By IANS,
Washington: The ability of couples to bounce back from a row may depend on what both partners were like as infants.
Researchers at the University of Minnesota have been following a cohort of people since they were born in the mid-1970s.
When the subjects were about 20 years old, they visited the lab with their romantic partners for testing, the journal Psychological Science reports.
This included a conflict discussion when they were asked to talk about an issue they disagreed on, followed by a ‘cool-down’ period when the couples spent a few minutes talking about something they saw eye to eye about.
Jessica E. Salvatore, doctoral student at Minnesota, noticed some interesting things about the couples’ communication styles during ‘cool-down’ period, according to a University of Minnesota statement.
“As part of another project where we looked at how couples fight, I would often catch a few minutes of this cool-down period,” she says.
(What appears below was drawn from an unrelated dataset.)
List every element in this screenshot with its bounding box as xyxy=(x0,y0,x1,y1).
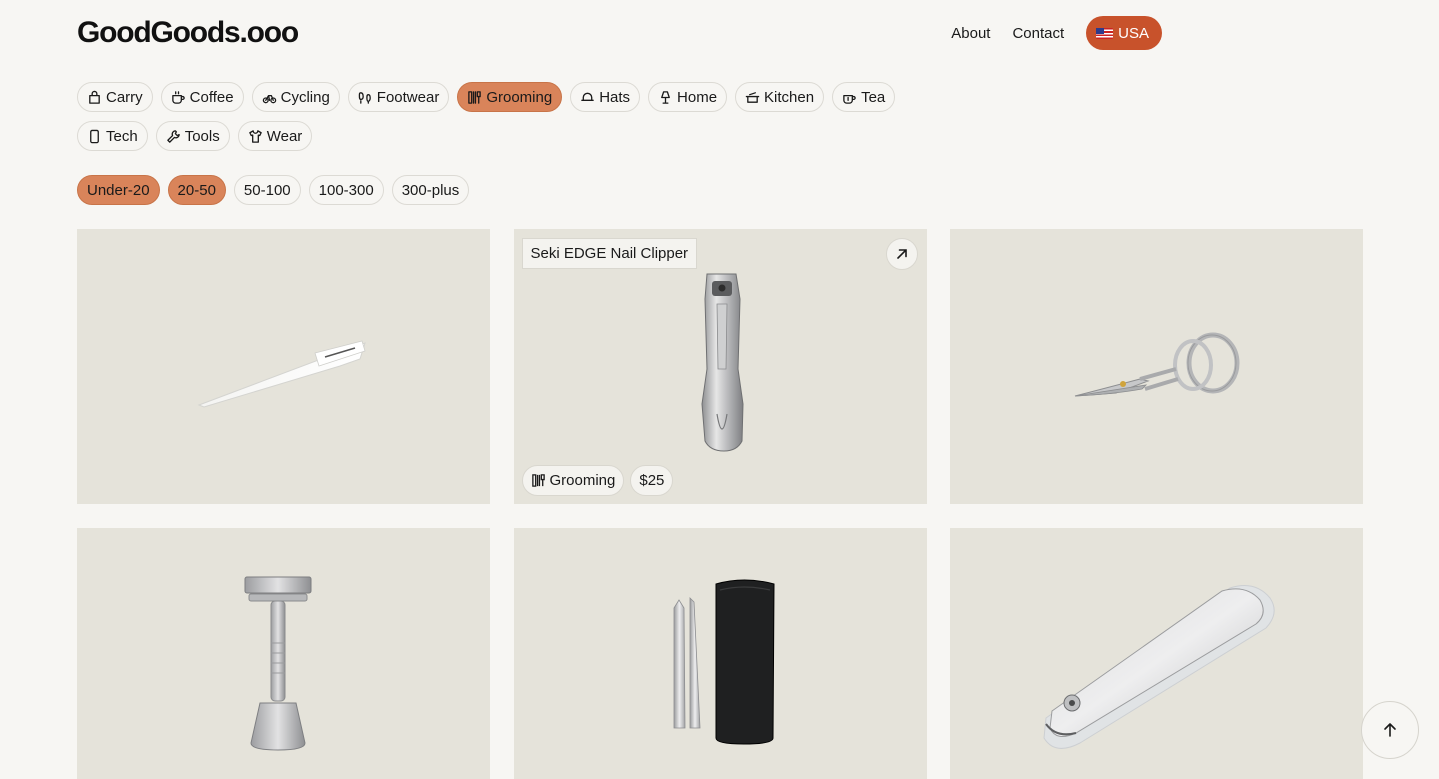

Salvatore noticed that some couples had intense conflicts, but made a perfectly clean transition to chatting about something they agreed on. In other couples, one or both partners seemed “stuck” on the conflict discussion and couldn’t move on.
Salvatore and her team found that people who were more securely attached to their caregivers as infants were better at recovering from conflict 20 years later.
This means that if your caregiver is better at regulating your negative emotions as an infant, you tend to do a better job of regulating your own negative emotions in the moments following a conflict as an adult.